Monday, August 30, 2010

Scrapes of the Hearts

Today was my first official day of student teaching.  I'll be spending my semester with a great group of 7th and 8th grade pre-AP English students.  During the first nine weeks of school, all of the classes are focusing on personal narrative. One would think that the average middle schooler would have personal narrative down to an art.  I mean, look at Facebook, Twitter, and Youtube.  Our entire culture is obsessed with the need to broadcast itself to the general public.  However, the wisdom I gained today was not a new lesson but a rehashing of a lesson I think everyone learns on what I call a "continuing education basis."  Some people will just always refuse to scrape their hearts.  Here's what I saw all day long.....

Students in my classes have writer's notebooks.  These books are divided into sections that students use to work on different types of writing.  Today, we focused on "scrapes of the heart."  Scrapes of the heart are those things that dig at us.  It our burning questions, our frustrations, our failures, our pains and angers.  Scrapes of the heart are uncomfortable because we try to bury them in a place where talking is unnecessary.  However, writing about the things that scrape us up can be amazingly cathartic.  This was the focus of today's lesson.  And this is how students responded....

Girls immediately began to write.  Some of them looking forlornly at the pages of their journals and sniffling occasionally.  Others furiously filling pages like they couldn't get words out fast enough.  When it came time to share their scrapes of the heart, hands flew into the air, tears were shed, and tissues were passed around.   In stark contrast, the young men in 7th and 8th grade pre-AP English found a million things to do besides write.  They passed jokes across the table about the emotional state of their female friends, they started conversations about sports or what was on the menu for lunch; Thinking about scrapes could potentially show a weakness, so why even go there?  It's so much easier to bury those scrapes down deep, where they can only grow into bigger wounds over time.

The gender differences were obvious all day long, and it almost made me smile.  These reactions to scrapes of the heart will continue for these students well into adulthood, just like they continue for all of us.  As a woman, I can't help but apply this whole scenario to my own life.  How much of my life is spent guessing what a man is thinking or feeling?  I mean, obviously they won't say it, because it might scrape their heart up.  Whereas I always seem to find myself being an open book.  If only we could all just find that happy medium, communication would be so much simpler....

So, the first piece of wisdom I gained from the middle was this: "Don't be afraid to share your scraped up heart." I heard some beautiful stories today--stories about lost siblings and parents, about unanswered questions and unanswered prayers, and about the frustrations and confusion of being young and a little misunderstood.  The kids that shared experienced a visible sense of relief once they got those scrapes out in the open.  It was as if letting others hear a small piece of their pain allowed their scrape to begin healing.  I hope I can be that courageous.  I know I've got a few scrapes myself.  Sharing sucks.  It hurts and it's hard and it makes me feel vulnerable. But maybe, if we all start sharing our scrapes, we'll get a little relief and things will heal up nicely.

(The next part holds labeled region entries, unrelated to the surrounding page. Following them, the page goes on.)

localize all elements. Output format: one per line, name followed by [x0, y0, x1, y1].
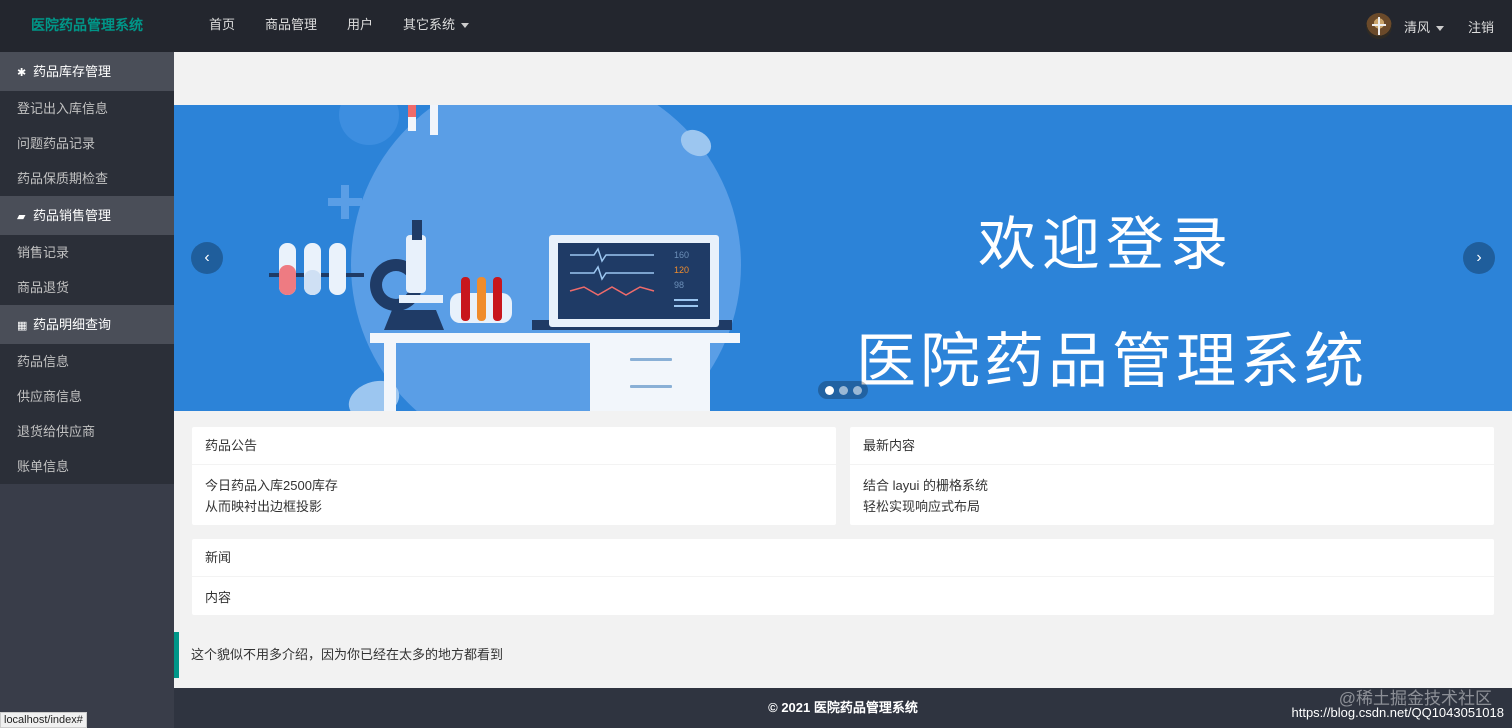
carousel-next-button[interactable]: ›: [1463, 242, 1495, 274]
sidebar-item-sales-records[interactable]: 销售记录: [0, 235, 174, 270]
sidebar-group-details: ▦ 药品明细查询 药品信息 供应商信息 退货给供应商 账单信息: [0, 305, 174, 484]
sidebar-group-title-details[interactable]: ▦ 药品明细查询: [0, 305, 174, 344]
latest-line-1: 结合 layui 的栅格系统: [863, 478, 988, 493]
intro-quote: 这个貌似不用多介绍，因为你已经在太多的地方都看到: [174, 632, 1512, 678]
sidebar-item-returns[interactable]: 商品退货: [0, 270, 174, 305]
notice-line-1: 今日药品入库2500库存: [205, 478, 338, 493]
news-card-title: 新闻: [192, 539, 1494, 577]
monitor-value-2: 120: [674, 265, 689, 275]
carousel-indicators: [818, 381, 868, 399]
sidebar: ✱ 药品库存管理 登记出入库信息 问题药品记录 药品保质期检查 ▰ 药品销售管理 销…: [0, 52, 174, 728]
banner-carousel: 160 120 98 欢迎登录 医院药品管理系统 ‹ ›: [174, 105, 1512, 411]
main-content: 160 120 98 欢迎登录 医院药品管理系统 ‹ › 药品公告 今日药品入库…: [174, 52, 1512, 688]
chevron-right-icon: ›: [1476, 249, 1482, 266]
sidebar-item-supplier-info[interactable]: 供应商信息: [0, 379, 174, 414]
sidebar-group-title-inventory[interactable]: ✱ 药品库存管理: [0, 52, 174, 91]
sidebar-item-stock-inout[interactable]: 登记出入库信息: [0, 91, 174, 126]
latest-card: 最新内容 结合 layui 的栅格系统 轻松实现响应式布局: [850, 427, 1494, 525]
watermark-url: https://blog.csdn.net/QQ1043051018: [1291, 705, 1505, 720]
gear-icon: ✱: [17, 67, 27, 79]
sidebar-group-label: 药品销售管理: [33, 208, 112, 223]
sidebar-group-sales: ▰ 药品销售管理 销售记录 商品退货: [0, 196, 174, 305]
sidebar-group-title-sales[interactable]: ▰ 药品销售管理: [0, 196, 174, 235]
banner-welcome-text: 欢迎登录: [978, 210, 1235, 278]
sidebar-item-expiry-check[interactable]: 药品保质期检查: [0, 161, 174, 196]
user-name: 清风: [1403, 19, 1430, 35]
sidebar-group-inventory: ✱ 药品库存管理 登记出入库信息 问题药品记录 药品保质期检查: [0, 52, 174, 196]
chat-icon: ▰: [17, 211, 26, 223]
notice-line-2: 从而映衬出边框投影: [205, 499, 323, 514]
sidebar-group-label: 药品库存管理: [33, 64, 112, 79]
news-card: 新闻 内容: [192, 539, 1494, 615]
sidebar-item-bills[interactable]: 账单信息: [0, 449, 174, 484]
nav-goods[interactable]: 商品管理: [250, 0, 332, 52]
latest-card-title: 最新内容: [850, 427, 1494, 465]
chevron-down-icon: [461, 23, 470, 29]
sidebar-item-drug-info[interactable]: 药品信息: [0, 344, 174, 379]
banner-system-name: 医院药品管理系统: [856, 327, 1368, 397]
nav-other-systems[interactable]: 其它系统: [388, 0, 484, 52]
monitor-value-1: 160: [674, 250, 689, 260]
app-logo[interactable]: 医院药品管理系统: [0, 0, 174, 52]
latest-line-2: 轻松实现响应式布局: [863, 499, 981, 514]
notice-card: 药品公告 今日药品入库2500库存 从而映衬出边框投影: [192, 427, 836, 525]
logout-link[interactable]: 注销: [1468, 17, 1494, 36]
user-menu[interactable]: 清风: [1404, 17, 1444, 36]
top-nav: 首页 商品管理 用户 其它系统: [194, 0, 484, 52]
nav-users-label: 用户: [347, 17, 374, 32]
notice-card-title: 药品公告: [192, 427, 836, 465]
carousel-dot-3[interactable]: [852, 385, 862, 395]
carousel-dot-1[interactable]: [824, 385, 834, 395]
nav-goods-label: 商品管理: [265, 17, 318, 32]
nav-home[interactable]: 首页: [194, 0, 250, 52]
carousel-dot-2[interactable]: [838, 385, 848, 395]
sidebar-item-problem-drugs[interactable]: 问题药品记录: [0, 126, 174, 161]
sidebar-group-label: 药品明细查询: [33, 317, 112, 332]
carousel-prev-button[interactable]: ‹: [191, 242, 223, 274]
nav-other-label: 其它系统: [403, 17, 456, 32]
monitor-value-3: 98: [674, 280, 684, 290]
top-header: 医院药品管理系统 首页 商品管理 用户 其它系统 清风 注销: [0, 0, 1512, 52]
sidebar-item-return-supplier[interactable]: 退货给供应商: [0, 414, 174, 449]
chevron-left-icon: ‹: [204, 249, 210, 266]
grid-icon: ▦: [17, 320, 28, 332]
user-area: 清风 注销: [1365, 0, 1500, 52]
avatar[interactable]: [1365, 13, 1392, 39]
nav-home-label: 首页: [209, 17, 236, 32]
status-bar-url: localhost/index#: [0, 712, 87, 728]
news-body: 内容: [205, 590, 232, 605]
chevron-down-icon: [1435, 25, 1444, 31]
nav-users[interactable]: 用户: [332, 0, 388, 52]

Wednesday, August 25, 2010

Snatches of Talk

Well, I've finally made it.  All the college hours are complete.  All that stands between a diploma and myself is one semester of student teaching.  Sitting at Starbucks yesterday afternoon, with the last hours of summer slipping away and graduation and a real grown-up job looming on the horizon, the full impact of being almost, kind-of finished with college finally struck me.  Then I started thinking, what have I really learned in college?  Sure, I've sat through all those basic gen. ed. courses that we all drag ourselves through as freshmen and sophomores (and even as seniors).  I've learned a million strategies for struggling learners and gifted learners and all the kids in between.  But what is going to make me a successful middle school teacher?  In college, we talk and talk and talk about how to be effective in a job, but there's a big difference between talking about being effective and being effective.  So all these thoughts are going through my head as I'm sitting there, pondering the days until I am officially a teacher and no longer a student teacher.  

I think the key to being a successful student teacher is having an open mind and, more importantly, open ears.  You have to listen to what's going on around you. So, for the rest of the semester, I'll being listening for pieces of wisdom from the middle.  Of course, this wisdom will be gained from my mentor teacher and the other teachers and administrators at the middle school where I'm assigned to student teach.  But even more importantly, I can gain so much from listening to students.  It would be selfish of me to keep all of this newfound wisdom to myself, so I think it's better if I share it with you.  Every post will explore a small snatch of conversation I happen to catch from a student.  Kids really do say the funniest things, especially when they're thirteen and think the most mundane things could end their world.  So hopefully we'll all learn a lot this semester.....I'll learn how to be a teacher, you'll learn about the innate wisdom of the average middle schooler, and maybe (if I'm lucky) the kids will learn something, too.